By Clair McFarland, Cowboy State Daily
The Northern Arapaho government is demanding that a Harvard University museum give back hair samples taken from American Indians about 90 years ago.
The museum already had launched a campaign earlier this year to return the hair samples.
The Peabody Museum of Archaeology & Ethnology since 1938 has kept the hair-sample collection of anthropologist George Edward Woodbury, who studied variations in hair-strand structures across racial groups and Indian tribes.
Museum Initiated Return
The Peabody Museum did not immediately respond to a Cowboy State Daily voicemail requesting comment. However, the museum’s website states that it already has been seeking to return the roughly 700 hair samples taken from indigenous children to families and tribal nations.
“This website shares a list of tribal affiliations and sites of collection. The Peabody Museum is fully committed to the return of hair back to families and tribal nations,” the site reads.
“The Peabody hair samples were confiscated during the 1930s from Native students forced to attend U.S. boarding schools, a shameful practice that involved separating these children from their families, language and culture,” wrote the Northern Arapaho Business Council in a joint statement Monday.
“The federal government operated hundreds of these boarding schools, up until about 1970, in order to forcefully assimilate Native children into white culture.”
Researcher Naomi Schaefer Riley wrote that many students in boarding schools suffered physical and sexual abuse at the hands of teachers and administrators, as well as forced assimilation.
Peabody’s site says that boarding schools assimilated children in part by cutting their hair.
Hair is sacred in many Indigenous cultures as a symbol of strength, wisdom and identity, according to a statement by nonprofit group IllumiNative, which the Eastern Shoshone Tribe posted this summer to its Facebook page.
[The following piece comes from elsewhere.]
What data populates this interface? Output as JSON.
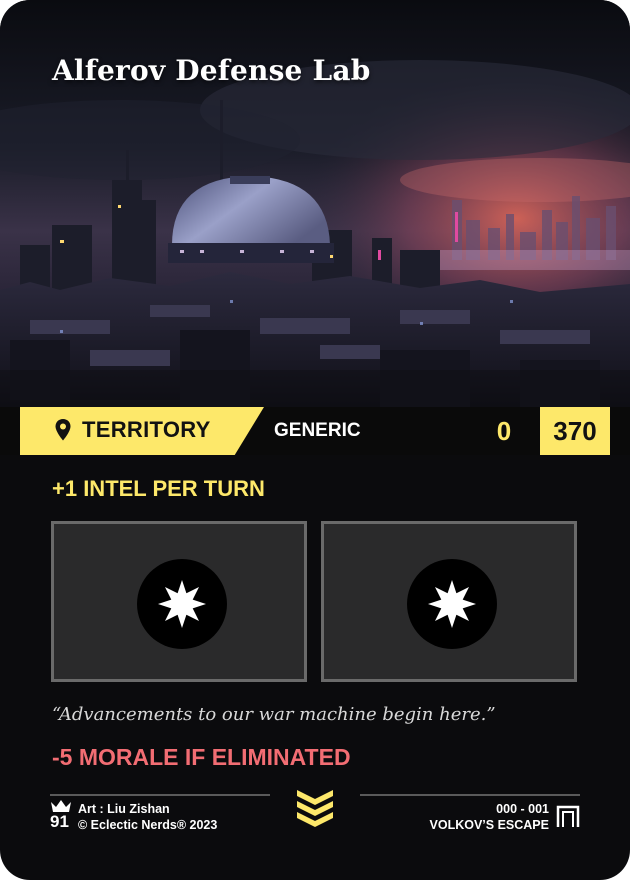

“It is impossible to undo atrocities committed against Native children ripped away from their families as part of the federal government’s forced boarding program, but Peabody Museum can and must cease its role in this abuse by returning to appropriate tribes any hair samples taken from these children,” the tribe’s statement continues.
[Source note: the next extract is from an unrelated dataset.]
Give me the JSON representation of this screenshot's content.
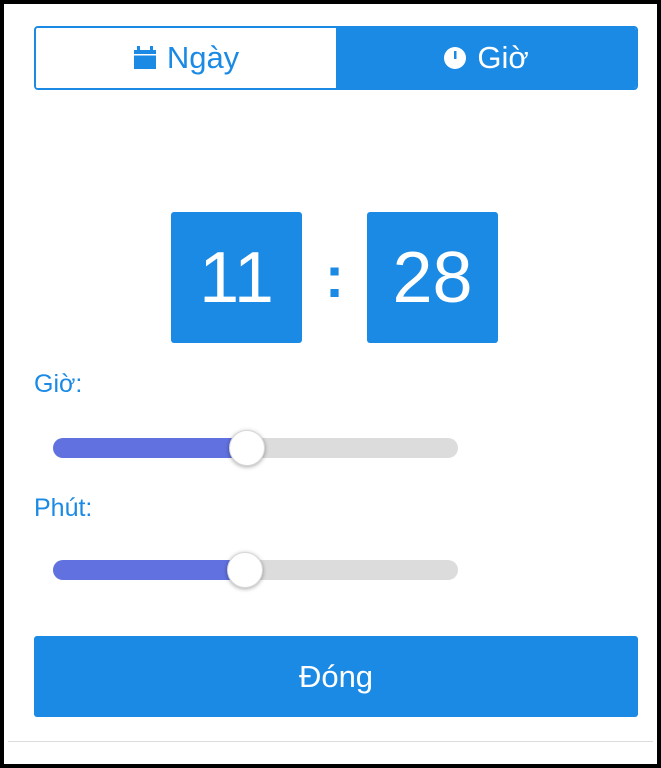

“It is long past time that museums, universities and other institutions apologize for their objectification of Native people and culture and return to rightful owners the sacred artifacts stolen from Indian Country,” it said.
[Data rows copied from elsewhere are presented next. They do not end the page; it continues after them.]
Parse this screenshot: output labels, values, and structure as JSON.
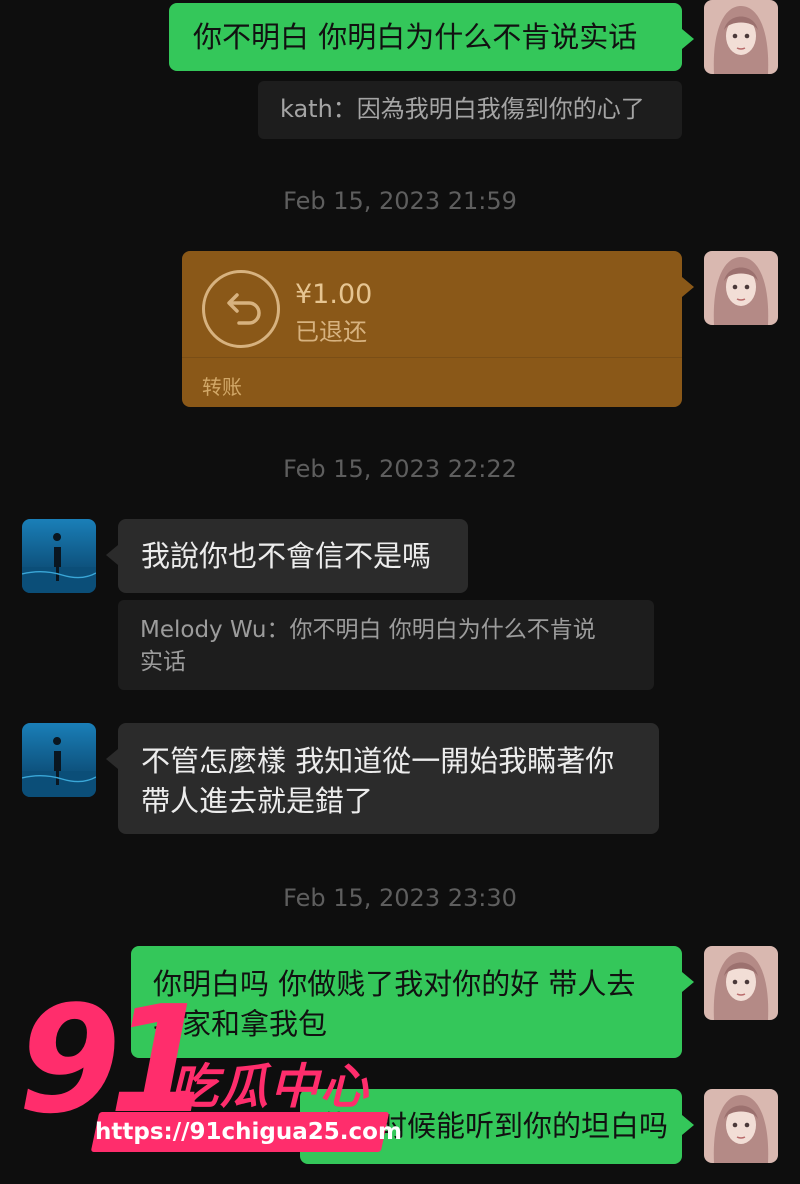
{
  "colors": {
    "sent_bubble": "#34c75a",
    "received_bubble": "#2b2b2b",
    "transfer_card": "#8a5818",
    "watermark": "#ff2d6c",
    "background": "#0e0e0e"
  },
  "messages": {
    "m1": {
      "text": "你不明白 你明白为什么不肯说实话"
    },
    "q1": {
      "text": "kath：因為我明白我傷到你的心了"
    },
    "t1": "Feb 15, 2023 21:59",
    "transfer": {
      "amount": "¥1.00",
      "status": "已退还",
      "type": "转账",
      "icon": "return-arrow-icon"
    },
    "t2": "Feb 15, 2023 22:22",
    "m2": {
      "text": "我說你也不會信不是嗎"
    },
    "q2": {
      "line1": "Melody Wu：你不明白 你明白为什么不肯说",
      "line2": "实话"
    },
    "m3": {
      "line1": "不管怎麼樣 我知道從一開始我瞞著你",
      "line2": "帶人進去就是錯了"
    },
    "t3": "Feb 15, 2023 23:30",
    "m4": {
      "line1": "你明白吗 你做贱了我对你的好 带人去",
      "line2": "我家和拿我包"
    },
    "m5": {
      "text": "什么时候能听到你的坦白吗"
    }
  },
  "watermark": {
    "number": "91",
    "name": "吃瓜中心",
    "url": "https://91chigua25.com"
  }
}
“Though hair clippings were ostensibly removed and kept for research purposes, Peabody Museum now acknowledges ‘much of this work was carried out to support, directly or indirectly, scientific racism. Descriptions and measurements of hair types were used to justify racial categories and hierarchies,’” the tribal government’s statement reads.
In a 1932 research paper by Woodbury and his wife, Woodbury references samples from both the Northern Arapaho and Eastern Shoshone tribes – which are the two indigenous tribes based in Wyoming. He stated in the paper that he was trying to discern whether American Indians were descended of Asian, “Mongoloid” ethnic groups, but that the data were inconclusive.